The Great American Novel – brought to you by OxyContin™

How the Sackler family built a dynasty on the back of American addiction

By Danielle Packard
Reader Contributor

Amid the sea of books and films that have recently been released on the American opioid crisis, Empire of Pain, by Patrick Radden Keefe, stands out for a few reasons. First, it takes a novel approach (literally), concentrating solely on the creators of OxyContin, rather than the millions of addicts their products have created. Second, it manages to make a meticulously researched and cited book addictively readable. 

The Empire of Pain opens with the plot of a sweeping American novel, tracking the meteoric rise of Arthur Sackler and his younger brothers, Mortimer and Raymond. First-generation Americans, the three brothers overcame adversity to become wealthy doctors, philanthropists and owners of Purdue Frederick, later called Purdue Pharma. Keefe brings the reader inside Purdue Pharma, the Sackler family-owned enterprise that has been involved in many of the most controversial opioid painkillers ever created. 

The cover of Empire of Pain by Patrick Radden Keefe.

Arthur, the eldest brother and scion of the family, is a cross between Jay Gatsby and Michael Corleone. Driven, secretive and obsessed with leaving a lasting artistic legacy to immortalize the Sackler name, Arthur earned millions by using his advertising company to sell his pharmaceutical products and endorsing them through his medical trade journal. He then spent those millions buying art and donating it to museums and colleges throughout the U.S. and Europe.
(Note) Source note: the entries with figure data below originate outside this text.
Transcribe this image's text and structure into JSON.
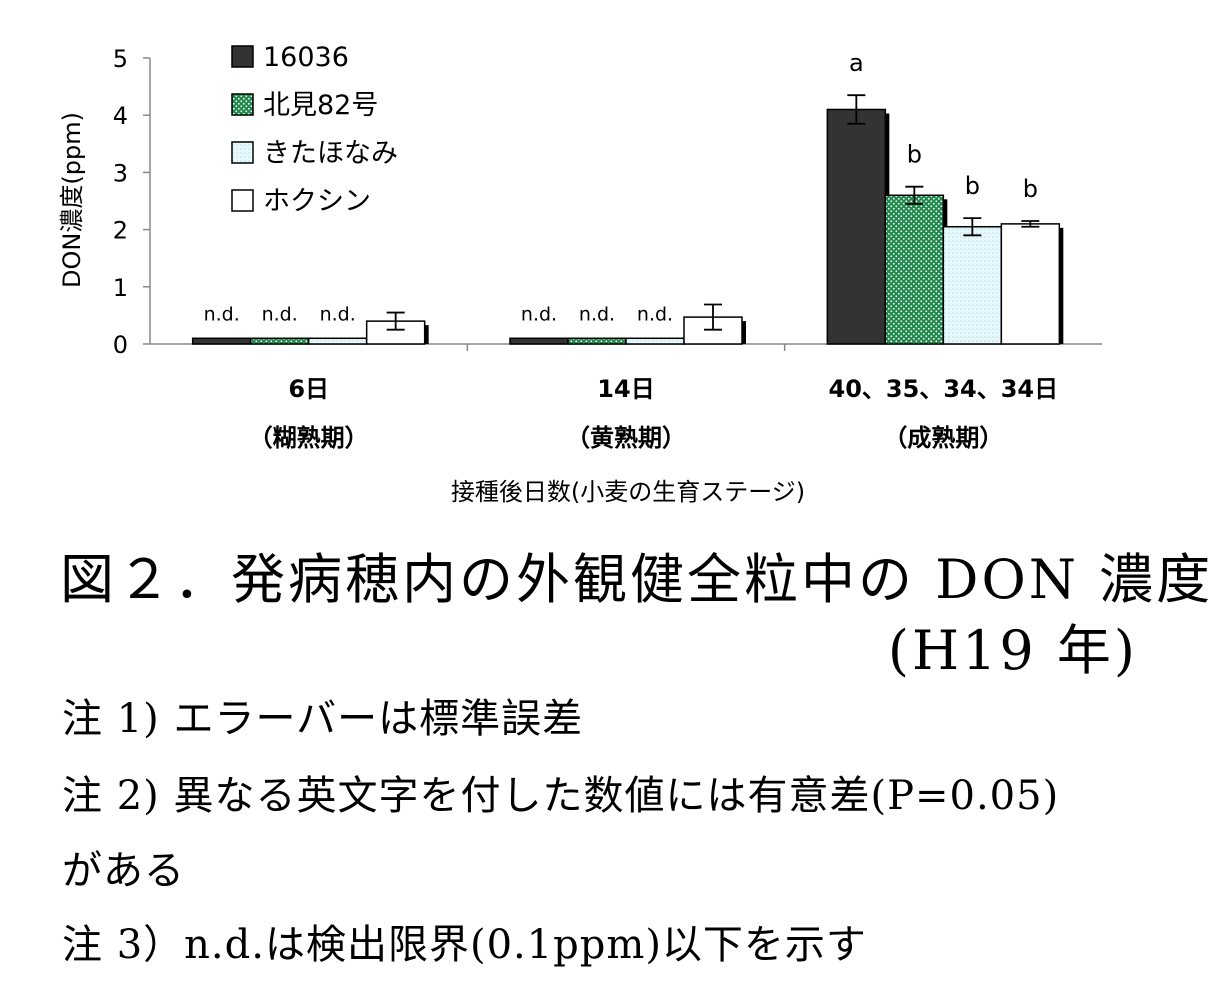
{
  "chart_data": {
    "type": "bar",
    "ylabel": "DON濃度(ppm)",
    "xlabel": "接種後日数(小麦の生育ステージ)",
    "ylim": [
      0,
      5
    ],
    "yticks": [
      "0",
      "1",
      "2",
      "3",
      "4",
      "5"
    ],
    "categories": [
      {
        "line1": "6日",
        "line2": "（糊熟期）"
      },
      {
        "line1": "14日",
        "line2": "（黄熟期）"
      },
      {
        "line1": "40、35、34、34日",
        "line2": "（成熟期）"
      }
    ],
    "series": [
      {
        "name": "16036",
        "color": "#333333",
        "pattern": "solid",
        "values": [
          0.1,
          0.1,
          4.1
        ],
        "errors": [
          0,
          0,
          0.25
        ],
        "labels": [
          "n.d.",
          "n.d.",
          "a"
        ]
      },
      {
        "name": "北見82号",
        "color": "#1f8a4c",
        "pattern": "dots",
        "values": [
          0.1,
          0.1,
          2.6
        ],
        "errors": [
          0,
          0,
          0.15
        ],
        "labels": [
          "n.d.",
          "n.d.",
          "b"
        ]
      },
      {
        "name": "きたほなみ",
        "color": "#dff6fb",
        "pattern": "light",
        "values": [
          0.1,
          0.1,
          2.05
        ],
        "errors": [
          0,
          0,
          0.15
        ],
        "labels": [
          "n.d.",
          "n.d.",
          "b"
        ]
      },
      {
        "name": "ホクシン",
        "color": "#ffffff",
        "pattern": "white",
        "values": [
          0.4,
          0.47,
          2.1
        ],
        "errors": [
          0.15,
          0.22,
          0.05
        ],
        "labels": [
          "",
          "",
          "b"
        ]
      }
    ],
    "legend": "top-left"
  },
  "caption": {
    "title": "図２．発病穂内の外観健全粒中の DON 濃度",
    "year": "(H19 年)"
  },
  "notes": {
    "note1": "注 1) エラーバーは標準誤差",
    "note2": "注 2) 異なる英文字を付した数値には有意差(P=0.05)",
    "note2b": "がある",
    "note3": "注 3）n.d.は検出限界(0.1ppm)以下を示す"
  }
}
By the time Arthur died in 1987, the Sackler name had become synonymous with art, culture and education — a tradition continued by his brothers and the second generation of Sacklers. 

Yet, parallel to this very public tradition of philanthropy, was the deliberate secrecy of the Sackler family, as it tried (but failed) to bury its connection to the opioids that fueled its wealth. Keefe establishes the deliberate and sustained separation of the Sackler name from the products it sold — a practice that continued into the next two generations. The deceptive marketing tactics Arthur used to push Valium and other opioid-based painkillers served as an inspiration to his nephew and OxyContin creator Richard Sackler.
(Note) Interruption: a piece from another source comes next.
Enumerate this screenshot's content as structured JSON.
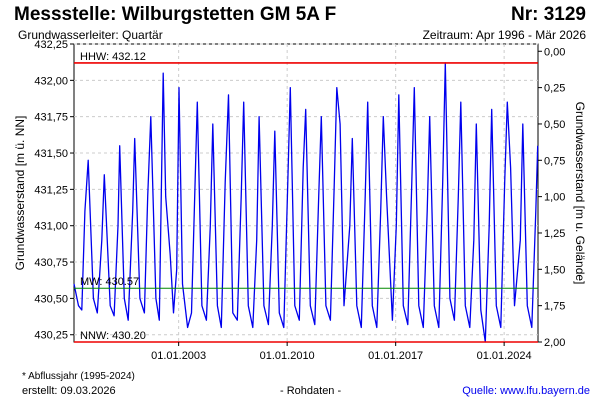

The second section of the book, “Dynasty” details the creation and marketing of OxyContin, a pill as addictive as heroin, twice as potent as morphine and, according to the Centers for Disease Control and Prevention, was a contributing factor in an estimated 586,000 opioid-related deaths from 1999 to 2020. 

Keefe focuses on the Sackler family and how it deliberately created a marketing “blizzard” to reward pharmaceutical representatives and doctors for prescribing more and higher doses of OxyContin to patients. Even as the repercussions of those marketing practices became evident in the form of addiction and overdose, the Sacklers refused to diversify their products, spending millions to block legal or governmental oversight. 
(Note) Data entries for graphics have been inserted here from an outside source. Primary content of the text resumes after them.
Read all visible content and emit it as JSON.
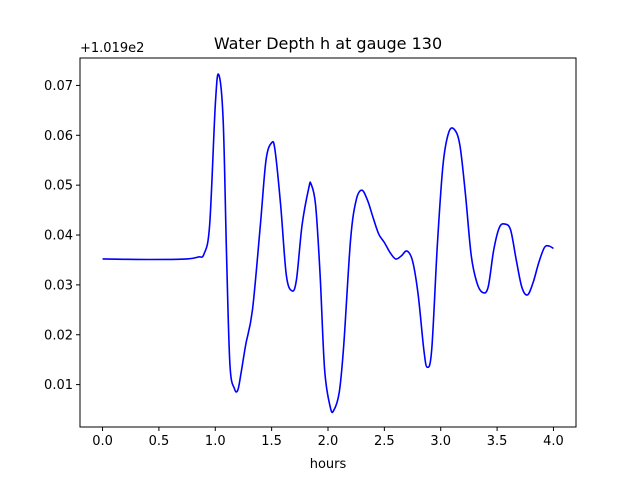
{
  "chart_data": {
    "type": "line",
    "title": "Water Depth h at gauge 130",
    "xlabel": "hours",
    "ylabel": "",
    "offset_label": "+1.019e2",
    "xlim": [
      -0.2,
      4.2
    ],
    "ylim": [
      0.0015,
      0.0755
    ],
    "xticks": [
      0.0,
      0.5,
      1.0,
      1.5,
      2.0,
      2.5,
      3.0,
      3.5,
      4.0
    ],
    "xtick_labels": [
      "0.0",
      "0.5",
      "1.0",
      "1.5",
      "2.0",
      "2.5",
      "3.0",
      "3.5",
      "4.0"
    ],
    "yticks": [
      0.01,
      0.02,
      0.03,
      0.04,
      0.05,
      0.06,
      0.07
    ],
    "ytick_labels": [
      "0.01",
      "0.02",
      "0.03",
      "0.04",
      "0.05",
      "0.06",
      "0.07"
    ],
    "grid": false,
    "series": [
      {
        "color": "#0000ff",
        "x": [
          0.0,
          0.3,
          0.6,
          0.75,
          0.85,
          0.9,
          0.95,
          1.0,
          1.03,
          1.07,
          1.1,
          1.13,
          1.17,
          1.2,
          1.23,
          1.27,
          1.33,
          1.4,
          1.45,
          1.5,
          1.53,
          1.58,
          1.63,
          1.68,
          1.72,
          1.77,
          1.83,
          1.85,
          1.89,
          1.93,
          1.97,
          2.02,
          2.05,
          2.1,
          2.14,
          2.2,
          2.25,
          2.3,
          2.35,
          2.4,
          2.45,
          2.5,
          2.55,
          2.6,
          2.65,
          2.7,
          2.75,
          2.8,
          2.85,
          2.88,
          2.92,
          2.97,
          3.02,
          3.07,
          3.12,
          3.17,
          3.22,
          3.27,
          3.32,
          3.37,
          3.42,
          3.47,
          3.52,
          3.57,
          3.62,
          3.67,
          3.72,
          3.77,
          3.82,
          3.87,
          3.92,
          3.96,
          4.0
        ],
        "y": [
          0.0352,
          0.0351,
          0.0351,
          0.0352,
          0.0356,
          0.0362,
          0.042,
          0.066,
          0.0722,
          0.063,
          0.036,
          0.014,
          0.0092,
          0.0089,
          0.0125,
          0.018,
          0.025,
          0.042,
          0.055,
          0.0585,
          0.057,
          0.046,
          0.032,
          0.0288,
          0.031,
          0.042,
          0.0495,
          0.0502,
          0.046,
          0.032,
          0.013,
          0.0055,
          0.0048,
          0.0085,
          0.018,
          0.039,
          0.047,
          0.049,
          0.047,
          0.0435,
          0.0402,
          0.0385,
          0.0365,
          0.0352,
          0.0358,
          0.0368,
          0.0348,
          0.028,
          0.017,
          0.0135,
          0.017,
          0.038,
          0.054,
          0.0605,
          0.0612,
          0.058,
          0.048,
          0.036,
          0.0305,
          0.0285,
          0.0295,
          0.037,
          0.0415,
          0.0422,
          0.041,
          0.035,
          0.0295,
          0.028,
          0.0305,
          0.0345,
          0.0375,
          0.0378,
          0.0373
        ]
      }
    ]
  }
}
Keefe cites a study by the Associated Press and the Center for Public Integrity, finding that, “Purdue and other drug companies that manufacture opioid painkillers spent $700 million between 2006 and 2015 on lobbying Washington and in all 50 states. The combined spending of these groups amounted to roughly eight times what the gun lobby spent.”

In the final section, “Legacy,” the Sackler family scrambles to deal with the decline of OxyContin in the U.S. by expanding its marketing to other countries and pushing OxyContin to younger and younger patients. 

“For example, in August 2015, over objections from critics, the company received FDA approval to market OxyContin to children as young as 11,” Keefe writes. 

Despite the now common knowledge of the addictive nature of OxyContin, the Sackler family continued to earn billions from its opioids. 

As Keefe argues, “The opioid crisis is, among other things, a parable about the awesome capability of private industry to subvert government institutions.” 

Ultimately, Purdue Pharma declared bankruptcy though the Sackler family kept its wealth, though publicly shamed and dubbed by Congress as “the most evil family in America.”

Keefe ends the book by detailing all of the many museums and colleges erasing the Sackler name from their galleries, dorms and medical centers.

As Keefe explains in conclusion, “My intention was to tell a different kind of story, however, a saga about three generations of a family dynasty and the ways in which it changed the world, a story about ambition, philanthropy, crime and impunity, the corruption of institutions, power and greed.” 

In short, Keefe writes the great American novel — it just happens to be nonfiction.